N.K. Jemisin loves to shatter the stereotypes of fantasy literature. Her works are not set in a pseudo-medieval Europe in which all heroes are men, all skin color is white, all sexualities are straight, and all conflicts are resolved with swords. She builds worlds full of wonder, intrigue and nuance where well-rounded characters get caught up in great clashes of diverse cultures.
Jemisin burst onto the scene in 2010 with the Locus Award-winning The Hundred Thousand Kingdoms, after which came The Broken Kingdoms (2010) and The Kingdom of Gods (2011). These three novels are collected, along with a new novella, The Awakened Kingdom, in The Inheritance Trilogy.
Religion stands front and center in The Inheritance Trilogy. In this world, a pantheon called “the Three”—Itempas the Skyfather, Nahadoth the Nightlord and Enefa the Gray Mother —rule the universe together until the time of the Gods’ War. In the Gods’ War, Itempas killed Enefa and enslaved Nahadoth, establishing a monolatrist religion that banned worship of any other deities. The trilogy begins two thousand years into this age of the Bright.
The children of the Three are the godlings. Three godlings who fought against Itempas in the Gods’ War are enslaved along with Nahadoth. Itempas imposed the Interdiction, banning all the other godlings from the mortal world, and none have had worshippers since the Bright began.
Finally, there is a third class of divine beings: the demons. Demons are the offspring of gods and humans. Although very powerful, demons are mortal. In addition, the blood of demons is toxic to gods and may be the only way to kill them. When this was discovered during the earlier period of peace between the Three, the gods launched the Demon War against their own offspring, although a few demons seem to have survived and passed along their divine and deadly blood.
At the time of The Hundred Thousand Kingdoms, the mortal world is ruled by the Arameri, the descendants of Itempas’ most loyal supporter in the Gods’ War. The Arameri wield the power of Nahadoth and three enslaved godlings, which makes them completely unstoppable by any mortal means. The Arameri are cruel and corrupt, but they maintain order, which Itempas values above all else.
The narrator of the first novel is Yeine Darr, the daughter of the heir to the Arameri throne and a barbarian chieftain. Her mother had abandoned her birthright, and Yeine lived her entire life in the High North. She is grieving the murder of her mother when her grandfather summons her to the floating city of Sky. He surprises her by naming her one of three potential heirs—and thrusts her into a battle for succession against her ruthless cousins.
The Broken Kingdoms takes place ten years later, in world completely reshaped by the climactic events of the first novel. The narrator is Oree Shoth, a blind painter with the remarkable ability to see magic. When someone—or something—begins murdering godlings, Oree must fight to save the very universe itself.
Three mortal generations pass before The Kingdom of Gods. The narrator is Sieh the Trickster, one of the godlings enslaved with Nahadoth in the first book. An eternal child, Sieh seeks the love of the Three, but these greater gods are as far removed from godlings as Sieh is from mortals. Yet it is to mortals he goes in search of love until a mysterious event fundamentally changes his nature. What happens when the god of mischief is forced to grow up?
The new novella, The Awakened Kingdom, continues to explore the interactions between mortals and immortals. Shill, a newly-born godling, narrates this 124-page addition to the trilogy. The story takes place 300 years after The Kingdom of Gods in Darr, the homeland of Yeine (narrator of the first book).
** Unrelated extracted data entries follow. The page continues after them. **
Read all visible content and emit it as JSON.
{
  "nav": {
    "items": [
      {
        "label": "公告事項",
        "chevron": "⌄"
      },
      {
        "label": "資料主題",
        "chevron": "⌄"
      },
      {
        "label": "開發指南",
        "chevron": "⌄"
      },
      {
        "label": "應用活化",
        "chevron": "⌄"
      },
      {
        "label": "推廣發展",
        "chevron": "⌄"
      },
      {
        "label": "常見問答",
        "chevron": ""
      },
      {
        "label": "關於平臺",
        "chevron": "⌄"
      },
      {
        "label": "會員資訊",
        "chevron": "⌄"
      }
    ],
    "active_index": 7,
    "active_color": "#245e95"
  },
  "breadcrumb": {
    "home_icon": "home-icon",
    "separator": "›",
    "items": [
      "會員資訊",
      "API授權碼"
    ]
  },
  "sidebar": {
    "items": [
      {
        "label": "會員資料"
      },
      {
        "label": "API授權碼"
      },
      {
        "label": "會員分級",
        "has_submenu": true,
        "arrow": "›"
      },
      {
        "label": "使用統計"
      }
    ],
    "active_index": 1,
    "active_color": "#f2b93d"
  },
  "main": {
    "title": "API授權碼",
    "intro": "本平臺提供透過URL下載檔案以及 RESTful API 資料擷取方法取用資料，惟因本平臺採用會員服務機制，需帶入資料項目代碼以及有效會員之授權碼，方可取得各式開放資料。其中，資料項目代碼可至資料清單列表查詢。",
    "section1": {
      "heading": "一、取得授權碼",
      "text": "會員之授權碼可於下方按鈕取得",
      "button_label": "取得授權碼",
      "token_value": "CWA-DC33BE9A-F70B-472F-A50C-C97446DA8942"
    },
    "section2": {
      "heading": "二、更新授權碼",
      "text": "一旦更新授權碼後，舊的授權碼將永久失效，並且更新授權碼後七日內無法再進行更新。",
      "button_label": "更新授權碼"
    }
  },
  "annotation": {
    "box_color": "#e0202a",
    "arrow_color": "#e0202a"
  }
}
Shill has come to the mortal realm to try to discover her nature—what is she the goddess of?—with the help of a mortal boy named Eino, a second-class citizen in the extremely matriarchal Darren society despite his ability to wield magic.
The Awakened Kingdom is a nice add-on, even if it is only a marketing ploy to get diehard fans who own the three individual books to buy this collection. The novella is much lighter in tone than the books that make up the main trilogy. There are no existential threats looming here, and Shill’s adolescent voice can get annoying (hearing a divine being use the “because X” meme put me off a little). But it is also a clever commentary on sexism with the twist of placing female chauvinist pigs on the top of the heap. Although Jemisin is hardly the first to use this technique—the Greek myth of the Amazons is about 3,000 years old—she handles it well and even adds in a cringe-worthy practice of adult male circumcision that reminds me of the female genital mutilation that goes on in some parts of our world. As in her Dreamblood duology (2012), Jemisin uses a fantasy story to critique the sexism in our society.
The theme that runs through this saga is the abuse of power. Those with power, be they mortal or immortal, are regularly corrupted by it, often to the point that they most hurt the ones they love. The real heroes in these tales are the few who can restrain themselves or even relinquish their power. This is yet another lesson that good fantasy tales impart upon their readers.